We’re copywriters — not copyrighters — so this is meant to share our experience, not to provide formal legal advice. However, there’s a lot of useful copyright information on the Internet, which you can check out.
Fair Use — If you’re using copyrighted work for teaching or research, criticism or comment, or news reporting, it may be considered fair use.
Berne Convention Implementation Act of 1988 — The US adopted the Berne Convention for the Protection of Literary and Artistic Works, an international agreement governing copyright that was initially established in Berne, Switzerland in 1886.
10 Big Myths About Copyright Explained — Techie and photographer Brad Templeton touches on common copyright myths.

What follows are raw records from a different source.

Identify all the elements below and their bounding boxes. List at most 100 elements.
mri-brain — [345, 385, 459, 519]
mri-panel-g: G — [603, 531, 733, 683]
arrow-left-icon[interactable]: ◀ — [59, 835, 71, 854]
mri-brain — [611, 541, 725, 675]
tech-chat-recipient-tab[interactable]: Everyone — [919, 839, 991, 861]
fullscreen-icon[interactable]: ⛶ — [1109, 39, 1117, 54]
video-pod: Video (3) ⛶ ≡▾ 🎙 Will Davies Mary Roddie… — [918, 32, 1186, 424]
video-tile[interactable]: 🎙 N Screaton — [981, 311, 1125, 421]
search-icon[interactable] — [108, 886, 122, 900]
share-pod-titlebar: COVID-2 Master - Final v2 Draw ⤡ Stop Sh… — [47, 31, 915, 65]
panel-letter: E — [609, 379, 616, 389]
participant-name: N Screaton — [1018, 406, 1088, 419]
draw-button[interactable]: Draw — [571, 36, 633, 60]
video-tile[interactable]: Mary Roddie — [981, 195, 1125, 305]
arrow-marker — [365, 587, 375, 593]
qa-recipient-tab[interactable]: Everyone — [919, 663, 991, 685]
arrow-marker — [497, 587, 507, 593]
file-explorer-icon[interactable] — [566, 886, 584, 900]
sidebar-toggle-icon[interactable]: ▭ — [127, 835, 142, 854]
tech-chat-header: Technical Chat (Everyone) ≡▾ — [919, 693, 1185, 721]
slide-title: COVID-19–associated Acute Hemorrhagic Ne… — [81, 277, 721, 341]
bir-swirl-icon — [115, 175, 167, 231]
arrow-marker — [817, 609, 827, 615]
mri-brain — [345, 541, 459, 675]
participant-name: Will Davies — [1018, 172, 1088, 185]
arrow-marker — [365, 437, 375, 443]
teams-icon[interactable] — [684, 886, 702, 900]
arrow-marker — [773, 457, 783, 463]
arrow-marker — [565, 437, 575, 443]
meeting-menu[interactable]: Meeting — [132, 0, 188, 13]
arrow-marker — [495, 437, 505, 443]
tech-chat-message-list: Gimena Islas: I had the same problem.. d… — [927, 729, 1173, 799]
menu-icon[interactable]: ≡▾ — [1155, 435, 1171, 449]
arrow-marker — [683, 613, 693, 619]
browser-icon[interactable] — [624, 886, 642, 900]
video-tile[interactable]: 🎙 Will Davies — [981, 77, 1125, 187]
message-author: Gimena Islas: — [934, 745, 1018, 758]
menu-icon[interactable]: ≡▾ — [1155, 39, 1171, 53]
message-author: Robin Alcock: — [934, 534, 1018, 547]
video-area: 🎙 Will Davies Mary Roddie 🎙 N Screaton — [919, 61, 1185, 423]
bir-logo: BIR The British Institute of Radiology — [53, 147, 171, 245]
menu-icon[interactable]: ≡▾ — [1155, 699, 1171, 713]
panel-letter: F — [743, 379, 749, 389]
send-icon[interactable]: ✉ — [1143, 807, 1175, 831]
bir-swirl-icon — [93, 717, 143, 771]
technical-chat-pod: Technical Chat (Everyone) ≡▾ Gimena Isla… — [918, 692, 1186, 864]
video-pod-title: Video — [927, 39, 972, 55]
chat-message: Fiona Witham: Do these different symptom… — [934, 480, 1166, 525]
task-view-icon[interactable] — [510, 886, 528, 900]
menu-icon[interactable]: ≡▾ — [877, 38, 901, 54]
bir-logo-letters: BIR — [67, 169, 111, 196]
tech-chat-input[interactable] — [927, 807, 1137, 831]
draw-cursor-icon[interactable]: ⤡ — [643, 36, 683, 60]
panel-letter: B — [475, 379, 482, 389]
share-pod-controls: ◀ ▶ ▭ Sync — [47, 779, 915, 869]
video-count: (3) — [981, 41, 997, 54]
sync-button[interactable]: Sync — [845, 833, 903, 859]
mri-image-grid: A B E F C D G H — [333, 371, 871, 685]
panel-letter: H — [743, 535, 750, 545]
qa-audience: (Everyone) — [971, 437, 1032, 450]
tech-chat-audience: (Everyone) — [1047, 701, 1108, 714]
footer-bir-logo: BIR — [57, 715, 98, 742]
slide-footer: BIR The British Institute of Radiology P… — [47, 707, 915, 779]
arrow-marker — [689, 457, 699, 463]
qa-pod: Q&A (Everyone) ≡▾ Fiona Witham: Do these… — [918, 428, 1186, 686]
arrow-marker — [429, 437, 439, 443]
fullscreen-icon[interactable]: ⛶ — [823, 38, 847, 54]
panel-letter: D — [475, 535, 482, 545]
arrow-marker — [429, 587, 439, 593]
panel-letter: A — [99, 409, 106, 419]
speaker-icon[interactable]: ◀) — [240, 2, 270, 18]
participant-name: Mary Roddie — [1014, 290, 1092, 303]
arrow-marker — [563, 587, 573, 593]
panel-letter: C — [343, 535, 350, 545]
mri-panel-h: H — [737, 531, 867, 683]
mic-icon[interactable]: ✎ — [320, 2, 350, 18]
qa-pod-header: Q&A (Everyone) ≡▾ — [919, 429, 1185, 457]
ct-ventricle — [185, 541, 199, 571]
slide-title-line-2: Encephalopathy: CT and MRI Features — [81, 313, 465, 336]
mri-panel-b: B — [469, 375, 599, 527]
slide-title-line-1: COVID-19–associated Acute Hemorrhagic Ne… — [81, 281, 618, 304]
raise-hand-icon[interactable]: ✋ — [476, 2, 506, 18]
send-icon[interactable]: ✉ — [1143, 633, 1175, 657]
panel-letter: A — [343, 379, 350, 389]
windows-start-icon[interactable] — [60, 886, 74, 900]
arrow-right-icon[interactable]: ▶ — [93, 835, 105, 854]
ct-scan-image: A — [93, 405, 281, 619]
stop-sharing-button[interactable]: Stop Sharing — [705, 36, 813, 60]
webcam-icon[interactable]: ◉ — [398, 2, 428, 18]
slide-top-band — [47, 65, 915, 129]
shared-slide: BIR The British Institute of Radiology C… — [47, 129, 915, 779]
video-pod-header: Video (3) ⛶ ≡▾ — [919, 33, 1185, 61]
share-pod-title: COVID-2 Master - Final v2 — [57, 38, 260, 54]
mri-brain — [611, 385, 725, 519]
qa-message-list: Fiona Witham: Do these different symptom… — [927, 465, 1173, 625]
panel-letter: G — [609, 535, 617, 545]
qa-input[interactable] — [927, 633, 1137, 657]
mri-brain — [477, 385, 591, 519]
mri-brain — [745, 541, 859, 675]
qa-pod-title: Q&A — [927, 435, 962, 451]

Free and Commercial Stock Photography Sources
As part of our updated policies, our copywriters are required to only use stock photo websites in a bid to play by the rules, be fair to photographers, and keep lawyers out of the equation. Here’s a list of stock photo sources you might want to consider, where you can get photos starting at $1 per image:
*For the record, the Depositphotos link is an affiliate link (so we can recoup some of the settlement costs and support our caffeine addictions). It’s a quality photo stock company with more than 31 million images to choose from, at affordable prices.
Some photographers let people share and use photographs under Creative Commons licenses, which is an alternative to full copyright (special thanks to Vancouver photographer Kris Krug, who brought this to our attention). You can find millions of Creative Commons photos at Flickr.
Update: Another good information source is the Canadian Intellectual Property Office.